Çin’in hem uluslararası düzeni yeniden şekillendirme niyetine hem de bunu yapacak ekonomik, diplomatik, askeri ve teknolojik güce sahip tek ülke olduğunu vurgulayan Blinken, "Pekin'in vizyonu bizi son 75 yılda dünyanın ilerlemesini sağlayan evrensel değerlerden uzaklaştıracaktır" diye konuştu.
Böylece Blinken, Çin’in dünya çapında artan iddialılığına karşı yönetimin kaynaklarını, dostlarını ve müttefiklerini biraraya getirmesi için ilkeleri ortaya koymuş oldu. Blinken ABD'nin Çin'in siyasi sistemini değiştirmeye çalışmadığını açıkça belirtmiş olsa da, bunun yerine test edilmiş bir alternatif sunmak istediğini söyledi. Blinken, "Bu, ülkeleri seçim yapmaya zorlamakla ilgili değil, onlara bir seçenek sunmakla ilgili” dedi.
ABD, Çin'e komşu ülkelerdeki stratejik ortamı şekillendirmeye odaklanacak
Bununla birlikte Blinken, ABD'nin Çin'in niyetlerini ve emellerini doğrudan etkileme yeteneğinin sınırlı olduğunu ve bunun yerine Çin çevresindeki stratejik ortamı şekillendirmeye odaklanacağını da kabul etti.
Blinken, "Pekin’in yörüngesini değiştireceğine güvenemeyiz. Bu nedenle, açık ve kapsayıcı bir uluslararası sistem vizyonumuzu ilerletmek için Pekin çevresindeki stratejik ortamı şekillendireceğiz” ifadelerini kullandı.
Blinken’ın konuşması, Başkan Joe Biden'ın Çin'in tartışmalarda büyük yer tuttuğu Güney Kore ve Japonya'ya yaptığı ziyaretleri izledi. Biden’ın bu gezi sırasında, Çin'in işgali durumunda Tayvan'ın kendisini savunmasına yardımcı olmak için ABD'nin askeri olarak hareket edeceğini söylemesi tartışma yaratmıştı.
Yönetim, Biden'ın politika değişikliğine gitmediği konusunda ısrarcı; Blinken da ABD'nin pozisyonunu değiştirmediğini yineledi. Blinken, Washington'un, Pekin'in egemenliğini tanıyan ancak Tayvan ile resmi olmayan bağlantılara ve Taipei'ye silah satışına izin veren "Tek Çin" politikasını hala sürdürdüğünü söyledi.

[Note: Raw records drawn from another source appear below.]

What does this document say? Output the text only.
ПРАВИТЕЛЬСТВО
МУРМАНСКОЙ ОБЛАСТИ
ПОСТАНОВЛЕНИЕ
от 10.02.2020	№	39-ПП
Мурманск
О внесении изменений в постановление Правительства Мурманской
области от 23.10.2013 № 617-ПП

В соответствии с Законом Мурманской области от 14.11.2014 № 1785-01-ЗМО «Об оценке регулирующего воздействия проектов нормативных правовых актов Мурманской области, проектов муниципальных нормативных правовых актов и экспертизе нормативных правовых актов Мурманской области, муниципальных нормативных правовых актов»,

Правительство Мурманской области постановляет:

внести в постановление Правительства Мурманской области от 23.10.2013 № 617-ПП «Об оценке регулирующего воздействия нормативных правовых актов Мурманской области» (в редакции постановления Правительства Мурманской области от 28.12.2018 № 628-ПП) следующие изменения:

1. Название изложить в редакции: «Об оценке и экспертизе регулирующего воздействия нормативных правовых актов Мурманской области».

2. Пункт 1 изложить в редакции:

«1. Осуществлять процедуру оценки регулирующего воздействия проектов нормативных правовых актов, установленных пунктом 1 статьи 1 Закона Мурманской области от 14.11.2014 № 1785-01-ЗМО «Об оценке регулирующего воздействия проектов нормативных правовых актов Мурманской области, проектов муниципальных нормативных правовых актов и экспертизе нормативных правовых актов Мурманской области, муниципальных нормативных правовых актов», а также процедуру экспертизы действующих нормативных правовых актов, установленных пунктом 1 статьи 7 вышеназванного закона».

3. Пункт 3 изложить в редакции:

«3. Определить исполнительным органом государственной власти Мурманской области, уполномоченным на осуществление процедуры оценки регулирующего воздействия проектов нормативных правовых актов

Blinken, “Yaklaşımımız yıllardır ve her yönetimde tutarlı olmuştur. ABD, ‘Tek Çin’ politikamıza bağlı kalmaya devam ediyor. Her iki taraftan da statükoda tek taraflı herhangi bir değişikliğe karşıyız. Tayvan'ın bağımsızlığını desteklemiyoruz" dedi.
“ABD tutarlı Çin saldırgan"
Blinken, ABD'nin Tayvan politikası tutarlı kalırken, Çin'in giderek daha saldırgan hale geldiğini söyledi.
ABD Dışişleri Bakanı, Çin'in II. Dünya Savaşı'nın sona ermesinden bu yana devletler arasındaki ilişkilere yön veren kural ve kurumların yerini alacak yeni ve öngörülemeyen bir dünya düzeni oluşturma çabalarıyla başa çıkmak için, Putin'in Ukrayna'yı işgaline verilen küresel tepkinin bir şablon görevi görebileceğini savundu.
"Çin uluslararası düzenden yararlanırken, ayrıca düzeni yıkma arayışında"
Antony Blinken, Çin'in bu uluslararası düzenden büyük ölçüde yararlandığını, ancak şimdi Cumhurbaşkanı Xi Jinping ve Çin Komünist Partisi'nin önderliğinde bu düzeni yıkmaya çalıştığını söyledi.
Blinken, "Başarısını sağlayan yasaları, anlaşmaları, ilkeler ile kurumları güçlendirmek ve canlandırmak için, diğer ülkelerin de bunlardan yararlanabilmesi amacıyla gücünü kullanmak yerine Pekin, düzeni baltalıyor. Cumhurbaşkanı Xi döneminde, iktidardaki Çin Komünist Partisi, içeride daha baskıcı ve dışarıda daha agresif hale geldi” diye konuştu.
Blinken, ABD'de Çin karşıtı ve Asya karşıtı nefret suçlarındaki artışı da kınadı. Dışişleri Bakanı, Çin ve diğer Asya kökenli Amerikalılar’ın ABD üzerinde diğer göçmenler veya onların soyundan gelenlerle aynı haklara sahip olduğunu söyledi.
Blinken, ABD’nin kendi altyapısına ve teknolojisine yatırımın yanısıra, potansiyel olarak savunmasız ülkelere diplomatik erişimin arttırılmasının, politikalarının diğer unsurları olduğunu ve ABD yaklaşımının anahtarı olduğunu belirtti.
Çin'in ABD ve diğer demokrasilerde endişe uyandıran erişimini genişletme baskısının son örneği, Dışişleri Bakanı Wang Yi’nin bugün, sekiz uluslu Pasifik adaları turuna başlaması oldu. Ziyaret sırasında Pekin güvenlikten balıkçılığa her şeyi kapsayan kapsamlı bir anlaşmaya varmayı umuyor.
Wang turuna, Pekin’in geçen ay güvenlik işbirliği anlaşması imzaladığı Solomon Adaları'ndan başladı. İmza, adalarda Çin askeri varlığına yol açabileceği endişelerine neden oldu. Anlaşma, Biden yönetiminin Hint-Pasifik bölgesine erişimi arttırma çabalarının bir parçası olarak Solomon Adaları'nda bir ABD büyükelçiliği açacağını açıklamasından kısa bir süre sonra sonuçlandırıldı.
Biden yönetimi, Çin'in Şincan bölgesi, Hong Kong, Tibet ve Güney Çin Denizi'ndeki eylemlerine yanıt olarak Trump yönetiminin benimsediği Çin'e karşı sert siyaseti büyük ölçüde sürdürüyor.
Blinken, yönetimin iklim değişikliğiyle mücadele gibi Pekin ile ortak çalışma alanlarının farkında olsa da insan hakları ve hukukun üstünlüğü ile ilgili ilkelerinden taviz vermek için işbirliği yapmayacağını söyledi.